辺りは相変わらず暗いが、仲間たち以外の影は見当たらない。
「せっかく勝てたなら、姿くらいは見たかったけど……」
思わず零れた言葉。
何人が消えかけたカードの答えに気づいただろうか。
『黛さん、既に――』、擦れかけた字はそう読めた気がする。
カードが消え去り、ガシャンと大きな音が響く。
撃退士たちが音のした方を見れば、開いた巨大な門から光が差し込み、檻のあった場所に氷の残骸が散乱している。
砕け散った氷。その中央でコルネリアは立っていた。
「みなさん、お疲れ様です。みなさんには応援くらい出来なかったですが、すごかったです」
「怪我とかは、してないみてェだな」
鎌と鎖を器用に操り、橋の上へと戻ってきたヤナギが、コルネリアの様子を確認する。
はい、きっとみなさんが早く倒してくださったからですねと、囚われていたコルネリアはふにゃりと笑った。
どうやら本当に損傷はなさそうだ。
仲間たちの回復を終えた琉命と赤薔薇もやってくる。
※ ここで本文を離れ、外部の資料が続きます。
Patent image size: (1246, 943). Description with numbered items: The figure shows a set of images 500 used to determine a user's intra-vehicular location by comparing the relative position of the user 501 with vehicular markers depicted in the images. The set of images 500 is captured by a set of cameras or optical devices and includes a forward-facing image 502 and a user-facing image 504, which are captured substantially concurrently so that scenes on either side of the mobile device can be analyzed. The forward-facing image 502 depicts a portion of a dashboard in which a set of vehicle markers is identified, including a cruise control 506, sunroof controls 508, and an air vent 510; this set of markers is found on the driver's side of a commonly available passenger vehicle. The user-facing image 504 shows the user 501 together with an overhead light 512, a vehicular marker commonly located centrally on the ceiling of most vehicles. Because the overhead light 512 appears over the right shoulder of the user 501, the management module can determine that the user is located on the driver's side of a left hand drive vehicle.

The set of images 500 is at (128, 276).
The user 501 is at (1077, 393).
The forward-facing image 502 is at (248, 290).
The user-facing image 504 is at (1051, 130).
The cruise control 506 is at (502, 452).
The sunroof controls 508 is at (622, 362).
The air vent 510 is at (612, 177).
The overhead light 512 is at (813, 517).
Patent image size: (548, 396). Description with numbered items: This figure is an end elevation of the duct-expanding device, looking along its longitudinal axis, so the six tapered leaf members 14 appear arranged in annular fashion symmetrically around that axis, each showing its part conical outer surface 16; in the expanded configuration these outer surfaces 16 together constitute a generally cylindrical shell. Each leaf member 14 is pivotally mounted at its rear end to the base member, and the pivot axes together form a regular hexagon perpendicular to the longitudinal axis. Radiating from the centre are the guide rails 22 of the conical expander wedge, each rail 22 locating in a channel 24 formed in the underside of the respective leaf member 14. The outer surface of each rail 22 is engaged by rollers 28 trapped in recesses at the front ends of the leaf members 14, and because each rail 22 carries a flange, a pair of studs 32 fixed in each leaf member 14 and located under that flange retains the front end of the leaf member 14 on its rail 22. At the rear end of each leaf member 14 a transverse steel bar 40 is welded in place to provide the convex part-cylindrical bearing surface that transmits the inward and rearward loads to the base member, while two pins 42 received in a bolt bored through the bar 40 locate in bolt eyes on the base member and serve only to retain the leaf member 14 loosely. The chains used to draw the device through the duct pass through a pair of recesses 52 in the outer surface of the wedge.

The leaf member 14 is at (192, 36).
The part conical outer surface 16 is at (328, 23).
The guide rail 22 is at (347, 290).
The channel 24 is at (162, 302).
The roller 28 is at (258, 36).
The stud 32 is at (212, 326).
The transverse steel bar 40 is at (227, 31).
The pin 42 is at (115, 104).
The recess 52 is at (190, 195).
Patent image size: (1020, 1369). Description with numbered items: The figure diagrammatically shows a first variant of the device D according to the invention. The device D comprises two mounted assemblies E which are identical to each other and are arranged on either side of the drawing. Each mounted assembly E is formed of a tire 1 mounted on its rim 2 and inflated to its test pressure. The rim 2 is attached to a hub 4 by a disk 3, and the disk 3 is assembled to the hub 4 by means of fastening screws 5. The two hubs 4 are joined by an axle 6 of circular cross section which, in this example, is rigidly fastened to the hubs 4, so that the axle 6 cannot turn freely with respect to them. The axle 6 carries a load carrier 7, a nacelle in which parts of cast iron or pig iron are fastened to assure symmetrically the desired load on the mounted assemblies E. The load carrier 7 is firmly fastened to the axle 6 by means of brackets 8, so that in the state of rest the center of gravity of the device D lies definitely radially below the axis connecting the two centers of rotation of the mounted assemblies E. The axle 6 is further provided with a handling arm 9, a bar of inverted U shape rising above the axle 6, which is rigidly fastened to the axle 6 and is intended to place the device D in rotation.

怪我は一つもないことに安心しつつ、目の前の門に目を遣る。
おそらく、この光の中に飛び込めば元の世界に戻れるのだろう。
「さぁ、帰りましょう」
琉命の先導で一人ずつ、光の中へと歩みを進め消えていく中、赤薔薇はふと後ろを振り返る。
斬られ、或いは焦げ、倒れ伏したディアボロの死体。
誰かの亡骸だったもののなれの果て。
(また殺した……。でも、私は決して躊躇わない)
もうこれ以上、掌から大切なものを零さないために。
決意を新たに門へと向き直ると、不意に肩に乗せられるひんやりとした手。
「その希望、護り抜いてくださいね」
穏やかに笑いながら、コルネリアが言う。その言葉に頷き返して赤薔薇もまた光の中へと進んだ。
撃退士たちの去った戦場。
彼らを追うように白銀の尾もまた光の中へと溶けていった。